Morsel-Driven Parallelism: A NUMA-Aware Query Evaluation Framework for the Many-Core AgeReference: Leis, Viktor, et al. "Morsel-driven parallelism: a NUMA-aware query evaluation framework for the many-core age." Proceedings of the 2014 ACM SIGMOD international conference on Management of data. ACM, 2014.
This is one of the several papers belong to suggested readings for Execution & Scheduling of CMU 15-721: Database Systems.

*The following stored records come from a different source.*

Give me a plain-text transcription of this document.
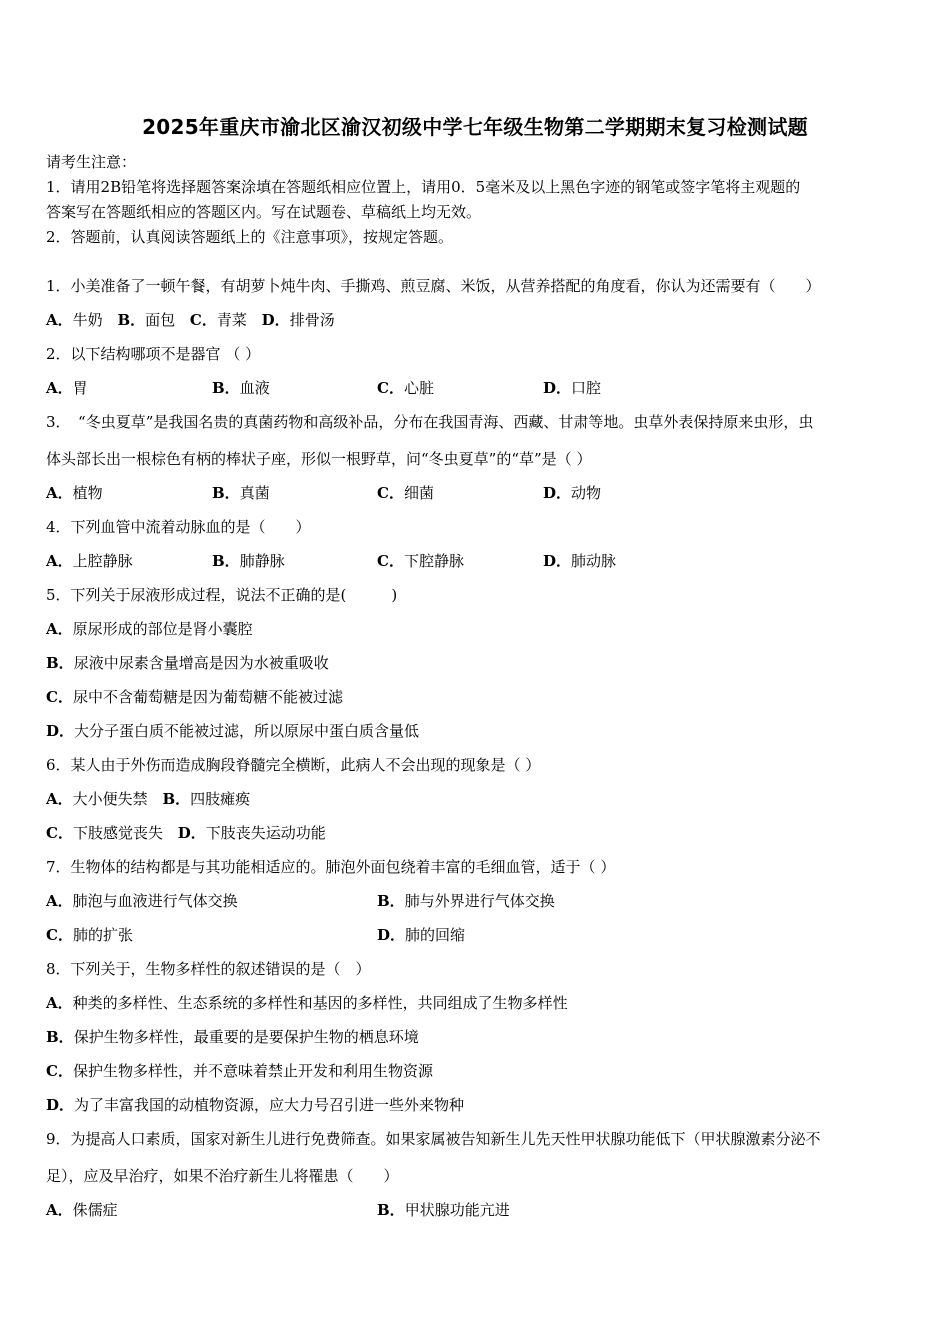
2025年重庆市渝北区渝汉初级中学七年级生物第二学期期末复习检测试题
请考生注意：
1．请用2B铅笔将选择题答案涂填在答题纸相应位置上，请用0．5毫米及以上黑色字迹的钢笔或签字笔将主观题的
答案写在答题纸相应的答题区内。写在试题卷、草稿纸上均无效。
2．答题前，认真阅读答题纸上的《注意事项》，按规定答题。
1．小美准备了一顿午餐，有胡萝卜炖牛肉、手撕鸡、煎豆腐、米饭，从营养搭配的角度看，你认为还需要有（　　）
A．牛奶 B．面包 C．青菜 D．排骨汤
2．以下结构哪项不是器官 （ ）
A．胃	B．血液	C．心脏	D．口腔
3．　“冬虫夏草”是我国名贵的真菌药物和高级补品，分布在我国青海、西藏、甘肃等地。虫草外表保持原来虫形，虫
体头部长出一根棕色有柄的棒状子座，形似一根野草，问“冬虫夏草”的“草”是（ ）
A．植物	B．真菌	C．细菌	D．动物
4．下列血管中流着动脉血的是（　　）
A．上腔静脉	B．肺静脉	C．下腔静脉	D．肺动脉
5．下列关于尿液形成过程，说法不正确的是(　　　)
A．原尿形成的部位是肾小囊腔
B．尿液中尿素含量增高是因为水被重吸收
C．尿中不含葡萄糖是因为葡萄糖不能被过滤
D．大分子蛋白质不能被过滤，所以原尿中蛋白质含量低
6．某人由于外伤而造成胸段脊髓完全横断，此病人不会出现的现象是（ ）
A．大小便失禁 B．四肢瘫痪
C．下肢感觉丧失 D．下肢丧失运动功能
7．生物体的结构都是与其功能相适应的。肺泡外面包绕着丰富的毛细血管，适于（ ）
A．肺泡与血液进行气体交换	B．肺与外界进行气体交换
C．肺的扩张	D．肺的回缩
8．下列关于，生物多样性的叙述错误的是（　）
A．种类的多样性、生态系统的多样性和基因的多样性，共同组成了生物多样性
B．保护生物多样性，最重要的是要保护生物的栖息环境
C．保护生物多样性，并不意味着禁止开发和利用生物资源
D．为了丰富我国的动植物资源，应大力号召引进一些外来物种
9．为提高人口素质，国家对新生儿进行免费筛查。如果家属被告知新生儿先天性甲状腺功能低下（甲状腺激素分泌不
足），应及早治疗，如果不治疗新生儿将罹患（　　）
A．侏儒症	B．甲状腺功能亢进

With modern computer architecture evolving, two problems conspire against the state-of-the-art approaches in parallel query execution: (i) to take advantage of many-cores, all query work must be distributed evenly among (soon) hundreds of threads in order to achieve good speedup, yet (ii) dividing the work evenly is difficult even with accurate data statistics due to the complexity of modern out-of-order cores. As a result, the existing approaches for “plandriven” parallelism run into load balancing and context-switching bottlenecks, and therefore no longer scale. A third problem faced by many-core architectures is the decentralization of memory controllers, which leads to Non-Uniform Memory Access (NUMA).
In response, we present the “morsel-driven” query execution framework, where scheduling becomes a fine-grained run-time task that is NUMA-aware. Morsel-driven query processing takes small fragments of input data (“morsels”) and schedules these to worker threads that run entire operator pipelines until the next pipeline breaker. The degree of parallelism is not baked into the plan but can elastically change during query execution, so the dispatcher can react to execution speed of different morsels but also adjust resources dynamically in response to newly arriving queries in the workload. Further, the dispatcher is aware of data locality of the NUMA-local morsels and operator state, such that the great majority of executions takes place on NUMA-local memory. Our evaluation on the TPC-H and SSB benchmarks shows extremely high absolute performance and an average speedup of over 30 with 32 cores.
- The main impetus of hardware performance improvement nowadays comes from increasing multi-core parallelism rather than from speeding up single-threaded performance.
- With increasing memory capacity, the NUMA division of the RAM has to be considered to make sure that threads work on NUMA-local data.
- Abundant research in the 1990s into parallel processing adopted “plan-driven” Volcano model: the optimizer statically determines at query compilation time how many threads should run, instantiate one query operator plan for each thread, and connects these with exchange operators.
- Morsel-driven query execution is a new parallel query evaluation framework that fundamentally differs from the traditional Volcano model in that it distributes work between threads dynamically using work-stealing. This prevents unused CPU resources due to load imbalances, and allows for elasticity, i.e., CPU resources can be reassigned between different queries at any time.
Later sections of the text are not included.